Take for example this very idea that ideas are a living organism. If you then accept that as a result of reading this blog, then like the virus being transmitted over the internet, then this idea has gone through the internet, lodged in your brain and is now resident there and (in the right conditions of a suitable host) can be able to reproduce yet again by being spread to another person.
So, ideas can behave in some senses like a living organism – at least as much alive as any virus.
Mark’s comments were that:
Success is sought within that lifetime, rather than a search for truth which may have to be handed on generation after generation, history shows us scientists who operated in this way, the giants we stand on the shoulders of, giants that are far and few between in modern times.
This is what triggered me to think of this, because here, the ideas that constitute “science” are a body of information, that like human DNA is handed down from generation to generation. Indeed, we may consider the evolution of ideas to be like the recombination of virus information, except in the case of human ideas, the information content can be increased from knowledge/ideas formed from the real world.
So, unlike human DNA this body of information can mutate within a generation generating new ideas, but otherwise the information of “ideas” and the information of DNA in a virus are very similar: both do not live themselves, but instead they require a host organism to do the work to enable them to spread between us.
But now we run into the big problem, because what really constitutes “us” may not be our human bodies, but the thoughts that inhabit our brains. That is to say, the real “us” is not our physical selves, which may be considered an empty receptacle – but instead “us” may be the collection of largely foreign ideas that like an alien species invades our brains and there lives off our bodies using us like a parasitic virus to transmit itself to a new host.

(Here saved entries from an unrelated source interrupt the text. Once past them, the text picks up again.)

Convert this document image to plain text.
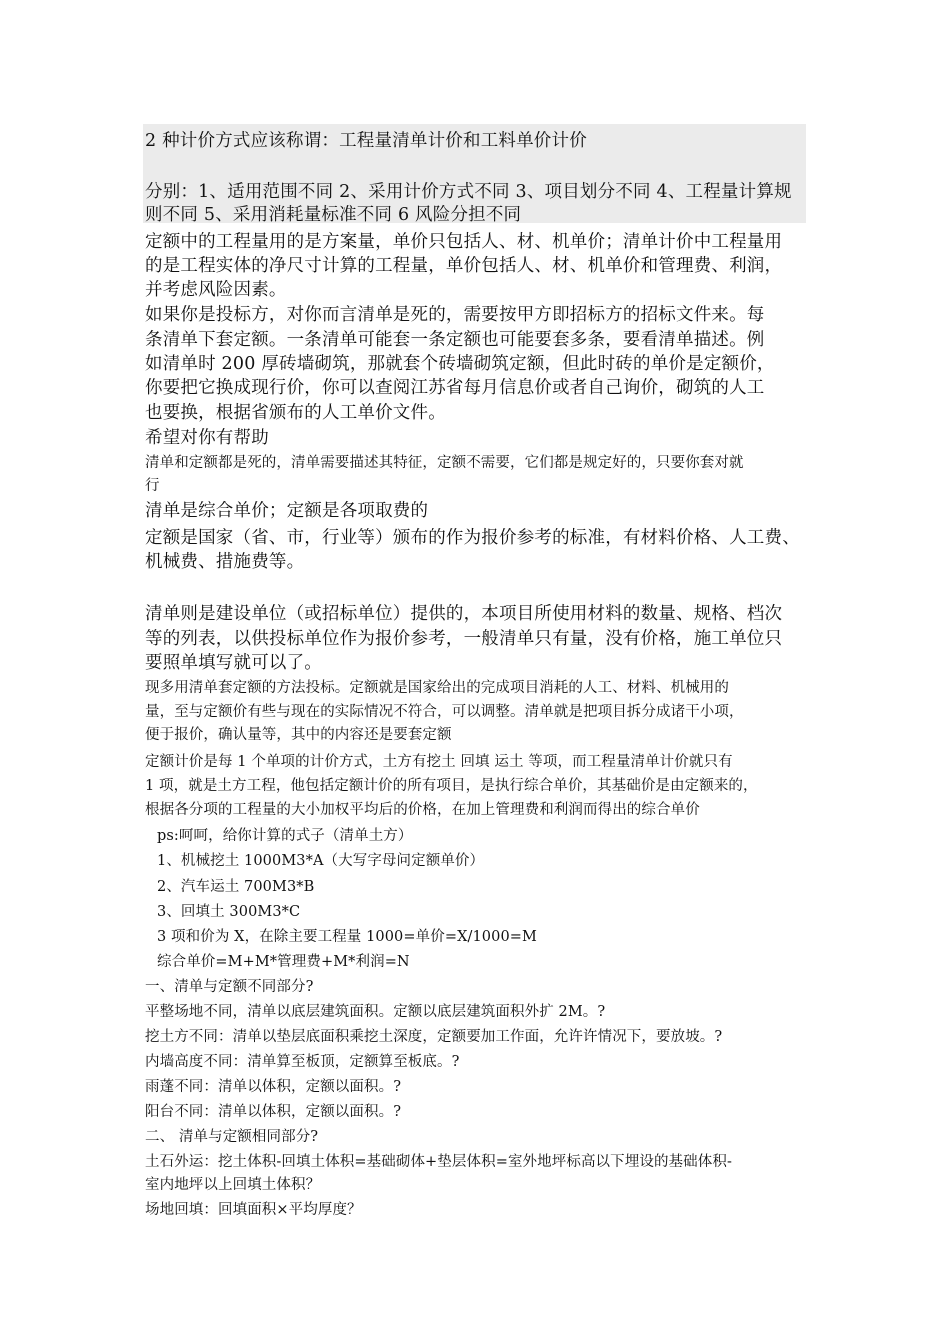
2 种计价方式应该称谓：工程量清单计价和工料单价计价
分别：1、适用范围不同 2、采用计价方式不同 3、项目划分不同 4、工程量计算规
则不同 5、采用消耗量标准不同 6 风险分担不同
定额中的工程量用的是方案量，单价只包括人、材、机单价；清单计价中工程量用
的是工程实体的净尺寸计算的工程量，单价包括人、材、机单价和管理费、利润，
并考虑风险因素。
如果你是投标方，对你而言清单是死的，需要按甲方即招标方的招标文件来。每
条清单下套定额。一条清单可能套一条定额也可能要套多条，要看清单描述。例
如清单时 200 厚砖墙砌筑，那就套个砖墙砌筑定额，但此时砖的单价是定额价，
你要把它换成现行价，你可以查阅江苏省每月信息价或者自己询价，砌筑的人工
也要换，根据省颁布的人工单价文件。
希望对你有帮助
清单和定额都是死的，清单需要描述其特征，定额不需要，它们都是规定好的，只要你套对就
行
清单是综合单价；定额是各项取费的
定额是国家（省、市，行业等）颁布的作为报价参考的标准，有材料价格、人工费、
机械费、措施费等。
清单则是建设单位（或招标单位）提供的，本项目所使用材料的数量、规格、档次
等的列表，以供投标单位作为报价参考，一般清单只有量，没有价格，施工单位只
要照单填写就可以了。
现多用清单套定额的方法投标。定额就是国家给出的完成项目消耗的人工、材料、机械用的
量，至与定额价有些与现在的实际情况不符合，可以调整。清单就是把项目拆分成诸干小项，
便于报价，确认量等，其中的内容还是要套定额
定额计价是每 1 个单项的计价方式，土方有挖土 回填 运土 等项，而工程量清单计价就只有
1 项，就是土方工程，他包括定额计价的所有项目，是执行综合单价，其基础价是由定额来的，
根据各分项的工程量的大小加权平均后的价格，在加上管理费和利润而得出的综合单价
ps:呵呵，给你计算的式子（清单土方）
1、机械挖土 1000M3*A（大写字母问定额单价）
2、汽车运土 700M3*B
3、回填土 300M3*C
3 项和价为 X，在除主要工程量 1000=单价=X/1000=M
综合单价=M+M*管理费+M*利润=N
一、清单与定额不同部分?
平整场地不同，清单以底层建筑面积。定额以底层建筑面积外扩 2M。?
挖土方不同：清单以垫层底面积乘挖土深度，定额要加工作面，允许许情况下，要放坡。?
内墙高度不同：清单算至板顶，定额算至板底。?
雨蓬不同：清单以体积，定额以面积。?
阳台不同：清单以体积，定额以面积。?
二、 清单与定额相同部分?
土石外运：挖土体积-回填土体积=基础砌体+垫层体积=室外地坪标高以下埋设的基础体积-
室内地坪以上回填土体积？
场地回填：回填面积×平均厚度？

And, unlike our physical bodies which are born and die and there is only one of them, the “dna” of ideas can spread from one person to another much like a virus, so that ideas are a life form largely free from physical constraint.
As such, rather than “scientists … [being] the giants we stand on the shoulders of, giants“, we may need to see the mere human body as an unintelligent receptacle for the ideas of which we call one science. And that in a sense science develops as a separate living entity evolving in a parasitism way using the human body to live.
But if so, intelligence itself may also be largely parasitic, so rather than “science” being a parasite on “us”, what constitutes “us” are the ideas that use our bodies for sustenance. As such “science” may not be a parasite on “us”, but instead the ideas of science and the ideas that constitute what we consider “us”, may be co-existing parasites on our poor dumb thought free bodies.
As such, when science develops, it is not so much because we humans develop ideas, but because ideas gain a fertile human on which they can feed and grow.